A resposta encontrada foi ofertar a doação de sangue em um leque de prestações alternativas ao autor do fato ou ao réu, em nome da diversidade cultural, religiosa e psicológica. Com isso, em setembro de 2010 iniciou-se a implementação da medida. Ele lembrou que a iniciativa foi ganhando impulso por seus resultados no cotidiano da prestação jurisdicional e citou, como marco, a manifestação de um réu primário, de 20 anos, aparentemente contrito, ao ouvir a proposta da pena substitutiva: “fiz algo ruim e preciso ser punido. Mas se eu doar sangue, salvarei vidas e isso é bom.

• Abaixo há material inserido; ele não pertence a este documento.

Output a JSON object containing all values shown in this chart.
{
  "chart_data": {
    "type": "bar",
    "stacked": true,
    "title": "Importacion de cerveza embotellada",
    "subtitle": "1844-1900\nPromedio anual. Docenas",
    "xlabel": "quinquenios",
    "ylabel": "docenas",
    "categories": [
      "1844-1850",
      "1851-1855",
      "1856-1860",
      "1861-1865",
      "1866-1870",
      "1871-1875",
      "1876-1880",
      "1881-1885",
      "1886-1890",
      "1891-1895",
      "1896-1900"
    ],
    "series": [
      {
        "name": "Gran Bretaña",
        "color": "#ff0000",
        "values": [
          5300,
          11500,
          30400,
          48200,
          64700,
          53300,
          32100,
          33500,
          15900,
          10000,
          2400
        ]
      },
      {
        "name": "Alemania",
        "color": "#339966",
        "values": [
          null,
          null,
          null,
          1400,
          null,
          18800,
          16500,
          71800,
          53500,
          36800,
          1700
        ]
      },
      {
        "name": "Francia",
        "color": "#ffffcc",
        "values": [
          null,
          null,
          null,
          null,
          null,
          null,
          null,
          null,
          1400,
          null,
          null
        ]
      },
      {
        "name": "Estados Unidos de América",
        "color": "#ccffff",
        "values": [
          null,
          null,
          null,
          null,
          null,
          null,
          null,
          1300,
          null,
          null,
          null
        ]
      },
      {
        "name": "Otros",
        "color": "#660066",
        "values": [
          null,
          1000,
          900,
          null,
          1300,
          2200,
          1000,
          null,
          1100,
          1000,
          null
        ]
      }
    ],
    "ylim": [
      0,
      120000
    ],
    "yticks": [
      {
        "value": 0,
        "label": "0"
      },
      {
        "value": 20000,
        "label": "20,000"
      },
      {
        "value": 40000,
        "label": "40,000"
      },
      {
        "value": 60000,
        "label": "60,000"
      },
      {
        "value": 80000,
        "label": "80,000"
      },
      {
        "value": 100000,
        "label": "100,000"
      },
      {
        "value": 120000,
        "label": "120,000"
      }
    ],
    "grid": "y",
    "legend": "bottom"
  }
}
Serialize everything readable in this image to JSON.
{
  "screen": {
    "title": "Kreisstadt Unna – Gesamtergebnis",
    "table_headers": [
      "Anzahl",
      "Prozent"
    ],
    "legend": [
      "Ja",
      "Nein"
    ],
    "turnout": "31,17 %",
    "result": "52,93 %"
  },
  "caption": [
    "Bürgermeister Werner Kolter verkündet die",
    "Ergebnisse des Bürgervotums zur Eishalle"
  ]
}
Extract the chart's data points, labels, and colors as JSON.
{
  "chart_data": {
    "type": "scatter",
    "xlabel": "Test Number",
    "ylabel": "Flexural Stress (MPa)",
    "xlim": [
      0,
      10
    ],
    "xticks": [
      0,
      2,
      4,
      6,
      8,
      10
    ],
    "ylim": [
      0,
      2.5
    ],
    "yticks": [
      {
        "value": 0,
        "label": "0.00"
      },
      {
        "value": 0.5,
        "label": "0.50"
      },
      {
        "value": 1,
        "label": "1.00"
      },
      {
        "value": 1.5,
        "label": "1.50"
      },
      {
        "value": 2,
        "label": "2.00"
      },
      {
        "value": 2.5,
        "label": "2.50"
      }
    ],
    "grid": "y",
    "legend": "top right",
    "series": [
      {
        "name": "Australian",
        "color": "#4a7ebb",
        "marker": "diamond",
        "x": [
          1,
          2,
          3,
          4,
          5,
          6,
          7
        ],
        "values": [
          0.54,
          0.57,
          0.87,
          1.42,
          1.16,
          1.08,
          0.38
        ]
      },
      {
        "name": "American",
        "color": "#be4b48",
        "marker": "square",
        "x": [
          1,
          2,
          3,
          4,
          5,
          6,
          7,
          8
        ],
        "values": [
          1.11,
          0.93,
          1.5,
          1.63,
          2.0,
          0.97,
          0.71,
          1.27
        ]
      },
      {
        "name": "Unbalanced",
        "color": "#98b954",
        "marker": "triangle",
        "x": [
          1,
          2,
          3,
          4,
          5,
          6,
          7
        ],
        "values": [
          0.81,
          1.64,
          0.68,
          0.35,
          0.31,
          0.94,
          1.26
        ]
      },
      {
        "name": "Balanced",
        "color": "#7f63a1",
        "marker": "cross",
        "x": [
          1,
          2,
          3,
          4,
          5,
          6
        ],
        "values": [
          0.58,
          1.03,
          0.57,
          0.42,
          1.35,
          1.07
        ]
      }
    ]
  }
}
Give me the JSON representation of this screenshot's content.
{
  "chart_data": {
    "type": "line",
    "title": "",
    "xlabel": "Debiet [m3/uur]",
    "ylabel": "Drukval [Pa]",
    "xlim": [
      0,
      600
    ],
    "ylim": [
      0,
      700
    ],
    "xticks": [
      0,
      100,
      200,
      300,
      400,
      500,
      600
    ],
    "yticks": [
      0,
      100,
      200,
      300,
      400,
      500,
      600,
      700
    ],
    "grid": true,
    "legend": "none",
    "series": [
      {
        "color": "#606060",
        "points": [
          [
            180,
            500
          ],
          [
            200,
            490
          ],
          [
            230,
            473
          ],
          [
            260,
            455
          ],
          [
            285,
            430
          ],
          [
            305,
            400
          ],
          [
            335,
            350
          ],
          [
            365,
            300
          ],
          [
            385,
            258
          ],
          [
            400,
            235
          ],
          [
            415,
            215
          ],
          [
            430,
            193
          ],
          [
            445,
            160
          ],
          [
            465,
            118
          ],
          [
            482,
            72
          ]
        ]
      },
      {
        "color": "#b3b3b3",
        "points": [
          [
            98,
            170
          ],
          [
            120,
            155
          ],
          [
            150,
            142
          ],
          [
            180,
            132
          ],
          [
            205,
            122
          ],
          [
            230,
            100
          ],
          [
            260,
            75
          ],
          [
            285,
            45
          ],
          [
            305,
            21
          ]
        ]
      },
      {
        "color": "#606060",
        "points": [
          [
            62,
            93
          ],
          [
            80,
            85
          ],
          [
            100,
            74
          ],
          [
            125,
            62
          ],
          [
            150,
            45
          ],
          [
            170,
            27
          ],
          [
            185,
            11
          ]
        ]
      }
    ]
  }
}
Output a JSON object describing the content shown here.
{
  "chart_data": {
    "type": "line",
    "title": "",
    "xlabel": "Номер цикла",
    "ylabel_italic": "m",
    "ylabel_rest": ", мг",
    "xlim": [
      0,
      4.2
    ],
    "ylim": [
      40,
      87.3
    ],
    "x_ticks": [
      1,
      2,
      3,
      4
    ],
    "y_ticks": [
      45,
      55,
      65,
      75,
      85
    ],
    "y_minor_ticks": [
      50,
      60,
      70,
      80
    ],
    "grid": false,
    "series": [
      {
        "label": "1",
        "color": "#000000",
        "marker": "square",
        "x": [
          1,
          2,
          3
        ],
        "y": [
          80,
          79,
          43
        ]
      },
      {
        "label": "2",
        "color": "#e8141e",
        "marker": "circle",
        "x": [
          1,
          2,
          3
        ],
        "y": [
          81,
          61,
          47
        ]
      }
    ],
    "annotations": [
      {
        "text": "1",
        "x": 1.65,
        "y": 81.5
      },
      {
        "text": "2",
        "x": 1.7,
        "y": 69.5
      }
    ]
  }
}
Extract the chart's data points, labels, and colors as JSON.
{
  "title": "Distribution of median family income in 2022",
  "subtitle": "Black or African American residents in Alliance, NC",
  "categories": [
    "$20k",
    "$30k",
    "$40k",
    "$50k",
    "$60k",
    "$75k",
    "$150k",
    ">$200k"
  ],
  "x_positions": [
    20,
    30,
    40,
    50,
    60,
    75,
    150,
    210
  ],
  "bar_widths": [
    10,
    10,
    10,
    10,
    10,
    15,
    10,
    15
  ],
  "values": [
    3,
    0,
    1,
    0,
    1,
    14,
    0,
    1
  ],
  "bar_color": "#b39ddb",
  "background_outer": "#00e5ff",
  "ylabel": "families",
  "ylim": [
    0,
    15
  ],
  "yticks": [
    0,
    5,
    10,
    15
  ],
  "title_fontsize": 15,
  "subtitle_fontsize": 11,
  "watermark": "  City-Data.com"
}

Então, aceito”.

 

Nesse sentido, apontou a vantagem da doação de sangue em relação a outras penas alternativas, como o pagamento de cesta básica, pois implica uma decisão voluntária e solidária que se move para reparação do delito. “Passou a ser prestação alternativa, onde entra o componente da solidariedade. O mais importante é o fator autoestima, pois está em jogo o mal que a pessoa praticou, contraposto ao bem que está fazendo com a doação. Ela se sente feliz”, ponderou.

 

Mas, embora trate-se, na opinião do professor, da melhor das prestações alternativas inominadas, cuja prática é disseminada em muitas comarcas do Estado de São Paulo e de outros Estados, a medida ainda sofre resistência. Além disso, informou que há prestações alternativas reputadas mais adequadas a determinadas contingências ou mais úteis à coletividade por outros juízes.

 

Segundo Jayme de Freitas, a doação local de sangue obteve, em 2010, a adesão de 70 a 80% dos condenados. A medida, levada ao conhecimento da Corregedoria Geral da Justiça, foi considerada uma das boas práticas ao nível estadual.